My father was doing some DIY one day which went wrong and made his feelings known. The dog, paranoid at any show of emotion, spooked and ran clearing the back gate and in panic ran into a main road and lost.

Next came Trudy, a sleek Alsatian, who lost a collision with a car in the same road after escaping to chase a cat or dog.

AMid the digs we had Jimmy - so called because he had "been done" as they say - hence Jimmy the One.

Jimmy was a tabby kitten from a pub which might have explained his liking for beer although where his passion for pineapple chunks came from I have no idea. The dogs always got on well with Jimmy partly because he treated them with contempt, taunting them when they first arrived from an alcove beneath a cupboard which they could not reach until the got bored and finally accepted he was top dog - even if he was a cat.

Following Trudy was another Alsatian, Darkie, a black, shambling bear of a dog who loved apples and would put his frying pan paws on your chest if you sat eating an apple until you gave him at least the core.

Darkie loved car rides and if he found a car door open was in like a shot - whether it was your car or not - and getting a huge, determined dog out when he wanted a ride was no easy task.

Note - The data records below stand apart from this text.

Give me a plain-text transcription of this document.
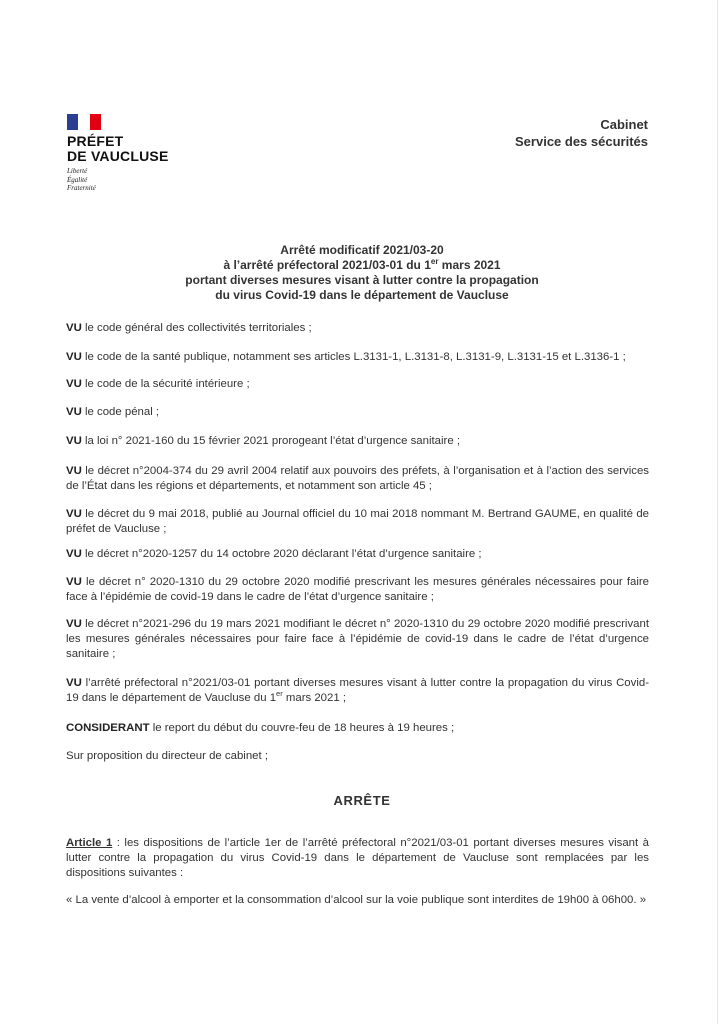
PRÉFET
DE VAUCLUSE
Liberté
Égalité
Fraternité
Cabinet
Service des sécurités
Arrêté modificatif 2021/03-20
à l’arrêté préfectoral 2021/03-01 du 1er mars 2021
portant diverses mesures visant à lutter contre la propagation
du virus Covid-19 dans le département de Vaucluse
VU le code général des collectivités territoriales ;
VU le code de la santé publique, notamment ses articles L.3131-1, L.3131-8, L.3131-9, L.3131-15 et L.3136-1 ;
VU le code de la sécurité intérieure ;
VU le code pénal ;
VU la loi n° 2021-160 du 15 février 2021 prorogeant l’état d’urgence sanitaire ;
VU le décret n°2004-374 du 29 avril 2004 relatif aux pouvoirs des préfets, à l’organisation et à l’action des services de l’État dans les régions et départements, et notamment son article 45 ;
VU le décret du 9 mai 2018, publié au Journal officiel du 10 mai 2018 nommant M. Bertrand GAUME, en qualité de préfet de Vaucluse ;
VU le décret n°2020-1257 du 14 octobre 2020 déclarant l’état d’urgence sanitaire ;
VU le décret n° 2020-1310 du 29 octobre 2020 modifié prescrivant les mesures générales nécessaires pour faire face à l’épidémie de covid-19 dans le cadre de l’état d’urgence sanitaire ;
VU le décret n°2021-296 du 19 mars 2021 modifiant le décret n° 2020-1310 du 29 octobre 2020 modifié prescrivant les mesures générales nécessaires pour faire face à l’épidémie de covid-19 dans le cadre de l’état d’urgence sanitaire ;
VU l’arrêté préfectoral n°2021/03-01 portant diverses mesures visant à lutter contre la propagation du virus Covid-19 dans le département de Vaucluse du 1er mars 2021 ;
CONSIDERANT le report du début du couvre-feu de 18 heures à 19 heures ;
Sur proposition du directeur de cabinet ;
ARRÊTE
Article 1 : les dispositions de l’article 1er de l’arrêté préfectoral n°2021/03-01 portant diverses mesures visant à lutter contre la propagation du virus Covid-19 dans le département de Vaucluse sont remplacées par les dispositions suivantes :
« La vente d’alcool à emporter et la consommation d’alcool sur la voie publique sont interdites de 19h00 à 06h00. »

Darkie and Jimmy died of old age but at university a new generation arrived. A working housemate announced a girl in his office had some pups and would be taking them to be put down that weekend if she could not find homes.

Foolishly I said I would have one if she had one left by Friday. Come Friday evening and he arrived with two puppies. "Choose which one you want and she will take the other one to the vet to be put down on Monday."

Executioner I am not. So I had Kaba and Kiku, Japanese for hippo and chrystanthemum, supposedly Alsation and Labrador crosses but with a few more breeds in there as well.
.
Kiku eventually had pups - I awoke one morning to find her next to me on my bed delivering six pups - and when I left London she stayed with flatmates while Kaba stayed with me.

After being an only child, so to speak, for seven years after I was first married, he looked aghast when first one son and then his twin appeared when they returned home from hospital but he would have died protecting them. Whenever we were out he knew instinctively when we were about a mile from home, my wife's parents or my parents.He managed a ripe old age before we and the the vet said his body had had enough.

We decided not to have any more pets after that which lasted all of two months before Abby arrived. Abigail Charlotte, named by my boys, was a King Charles Cavelier who loved walks - up to a point. When she had had enough she sat down and that was it. One day, when she was an old lady, her heart gave out.

That was it. No more pets. So currently we have Missie - as in miserable - a tortoiseshell who found us. She had apparently been living rough for about six weeks I discovered, and even found who her owner was so, like a good neighbour, took her back to her home which was down our road. The women, who had several cats, said Missie had not liked the horde of kittens in the house and said I could keep her if I wanted.

I graciously declined and set off home. Missie beat me to it and was sitting by the fire when I arrived and twelve years later is still there. And still moaning as the world's most talkative cat.

Along the way there have also been numerous rabbits, guinea pigs, fish, Russian hamters, stick insects and a Vietnamese pot-bellied pig called Jezabel . . . don't ask.

Will Missie will be the last of the line? Who knows? Once you measure your life in pets it is difficult to stop.